At work, surrounded by her colleagues, Tosh is perfectly fine. She enjoys her job and is happy to be left in peace to get on with whatever she happens to be working on at any given time, whether that’s tapping away at her computer keyboards working on one of her programmes or fathoming the intricacies of alien technology.
As she works, she half listens to her colleagues gossiping and bickering as they get on with their own tasks; the background noise is comforting and wraps around her like a familiar snuggly blanket, keeping the emptiness away. She likes getting out of the Hub too, on Rift retrievals, and sometimes Weevil hunts, even helping to deal with alien invasions. That part of the job can be dangerous, but it’s often exhilarating. She’s part of something good, helping to keep the people of Cardiff safe from things they’re not ready to know about and wouldn’t understand. She’s learned so much and discovered capabilities within herself that she never would have imagined a few years ago. Rollercoaster ride though it can be, she can’t imagine a better or more rewarding career than working for Torchwood. Every day is an adventure.

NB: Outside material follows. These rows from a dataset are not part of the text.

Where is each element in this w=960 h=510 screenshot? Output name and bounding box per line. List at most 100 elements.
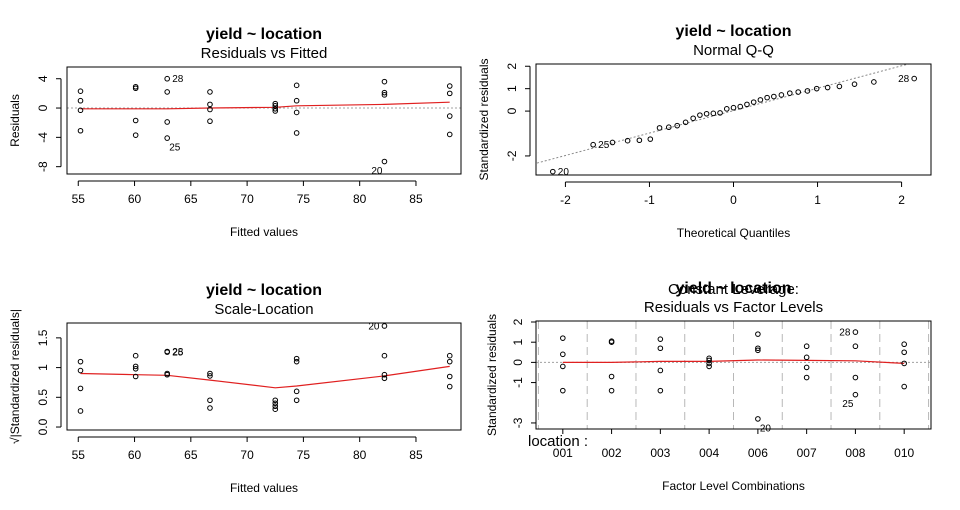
data-point xyxy=(730,104,737,111)
plot-area xyxy=(77,323,453,414)
data-point xyxy=(293,397,300,404)
plot-subtitle: Scale-Location xyxy=(214,301,313,318)
y-tick-label: -8 xyxy=(36,161,50,172)
plot-subtitle: Residuals vs Factor Levels xyxy=(644,299,823,316)
x-tick-label: 80 xyxy=(353,192,367,206)
data-point xyxy=(77,127,84,134)
data-point xyxy=(803,343,810,350)
data-point xyxy=(132,373,139,380)
data-point xyxy=(446,90,453,97)
data-point xyxy=(207,89,213,95)
y-axis-label: Residuals xyxy=(8,94,22,147)
data-point xyxy=(77,97,84,104)
data-point xyxy=(871,79,877,85)
point-label: 20 xyxy=(371,166,383,177)
data-point xyxy=(657,367,664,374)
x-tick-label: 65 xyxy=(184,192,198,206)
x-tick-label: 70 xyxy=(240,448,254,462)
data-point xyxy=(381,92,388,98)
y-tick-label: 0.0 xyxy=(36,418,50,435)
data-point xyxy=(132,117,139,124)
data-point xyxy=(77,88,84,94)
y-tick-label: -1 xyxy=(511,377,525,388)
red-smoother-line xyxy=(80,101,450,110)
y-tick-label: 2 xyxy=(505,63,519,70)
x-tick-label: 55 xyxy=(72,448,86,462)
x-tick-label: 70 xyxy=(240,192,254,206)
x-tick-label: 010 xyxy=(894,446,914,460)
data-point xyxy=(824,84,831,91)
y-axis-label: Standardized residuals xyxy=(477,58,491,180)
x-tick-label: 1 xyxy=(814,193,821,207)
plot-title: yield ~ location xyxy=(675,280,791,297)
point-label: 20 xyxy=(368,321,380,332)
data-point xyxy=(836,83,843,90)
data-point xyxy=(804,88,811,94)
data-point xyxy=(717,110,723,116)
data-point xyxy=(164,135,170,141)
data-point xyxy=(703,110,710,117)
data-point xyxy=(207,373,213,379)
data-point xyxy=(657,387,664,394)
data-point xyxy=(293,109,300,116)
data-point xyxy=(293,82,300,89)
data-point xyxy=(757,97,764,103)
x-tick-label: 85 xyxy=(409,192,423,206)
data-point xyxy=(132,85,139,92)
data-point xyxy=(272,103,279,109)
y-tick-label: -4 xyxy=(36,132,50,143)
data-point xyxy=(852,329,859,335)
data-point xyxy=(77,107,84,114)
data-point xyxy=(446,131,453,138)
data-point xyxy=(164,75,170,82)
overlap-title: Constant Leverage: xyxy=(668,281,799,298)
data-point xyxy=(560,387,566,394)
y-tick-label: -3 xyxy=(511,417,525,428)
x-tick-label: 0 xyxy=(730,193,737,207)
data-point xyxy=(803,374,810,381)
data-point xyxy=(750,99,757,105)
point-label: 25 xyxy=(598,140,610,151)
data-point xyxy=(293,358,300,365)
y-axis-label: Standardized residuals xyxy=(485,314,499,436)
data-point xyxy=(381,78,388,85)
data-point xyxy=(657,345,664,352)
data-point xyxy=(624,137,631,144)
point-label: 25 xyxy=(169,143,181,154)
data-point xyxy=(608,339,615,345)
red-smoother-line xyxy=(80,365,450,389)
data-point xyxy=(207,397,213,404)
data-point xyxy=(132,365,139,372)
plot-frame xyxy=(535,63,932,176)
panel-4: Constant Leverage:yield ~ location Residu… xyxy=(485,280,932,493)
data-point xyxy=(207,370,213,377)
data-point xyxy=(164,371,170,378)
data-point xyxy=(901,349,907,356)
data-point xyxy=(381,158,388,165)
x-tick-label: 002 xyxy=(602,446,622,460)
plot-frame xyxy=(66,66,462,175)
point-label: 25 xyxy=(172,348,184,359)
data-point xyxy=(446,352,453,359)
data-point xyxy=(803,364,810,371)
data-point xyxy=(657,336,664,342)
data-point xyxy=(164,89,170,95)
data-point xyxy=(272,100,279,107)
data-point xyxy=(778,92,785,98)
red-smoother-line xyxy=(562,359,905,364)
y-tick-label: 1.5 xyxy=(36,329,50,346)
y-tick-label: 1 xyxy=(505,85,519,92)
y-tick-label: 0 xyxy=(505,107,519,114)
data-point xyxy=(293,130,300,136)
data-point xyxy=(723,106,730,112)
x-tick-label: -1 xyxy=(644,193,655,207)
data-point xyxy=(737,103,744,110)
plot-title: yield ~ location xyxy=(206,26,322,43)
x-tick-label: 80 xyxy=(353,448,367,462)
data-point xyxy=(207,118,213,125)
data-point xyxy=(381,352,388,359)
panel-1: yield ~ location Residuals vs Fitted 28 25 2… xyxy=(8,26,462,239)
data-point xyxy=(665,124,672,131)
data-point xyxy=(608,387,615,394)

So work is great, it’s after the workday ends that’s the problem, and for that very reason she often works late into the night, even when she doesn’t need to. Going home to her empty flat, especially on cold, dark winter evenings, is unappealing.
At home, she turns on the TV or the radio to chase away the silence, switches the lights on to push back the shadows, and finds ways to distract herself from the lack of company, doing chores, or reading a book, or working on her laptop, or sometimes even watching a movie. But no matter what she does to fill in the time between getting home and going to bed, she’s always painfully aware that she’s alone.
By day, while she works surrounded by the bustle and barely controlled chaos that is Torchwood, she can tell herself she’s not lonely, that she has friends, that she has a place where she belongs, but when she’s all by herself in her little home she can’t hide from the truth. Loneliness surrounds her like a cold and cloying fog, making her feel hollow and empty inside. She has friends, yes, the people she spends her days with, people she even sometimes joins on an evening out, but there’s no special someone waiting for her at home, no one to welcome her back after a long day, cook her dinner, pour her a glass of wine, ask her about her day. No one to cuddle up with in front of the TV, no one to hold her and love her at night, no one to steal the covers, or press their cold feet against her, or snore until she pokes them in the side and tells them to turn over the way her mother always does with her father.
She’s not asking for much, she only wants what everybody wants, just somebody to love and to share her life with. But in her darkest moments, when the loneliness and silence feel like a suffocating weight pressing down on her, she can’t help wondering how much longer she’s expected to wait.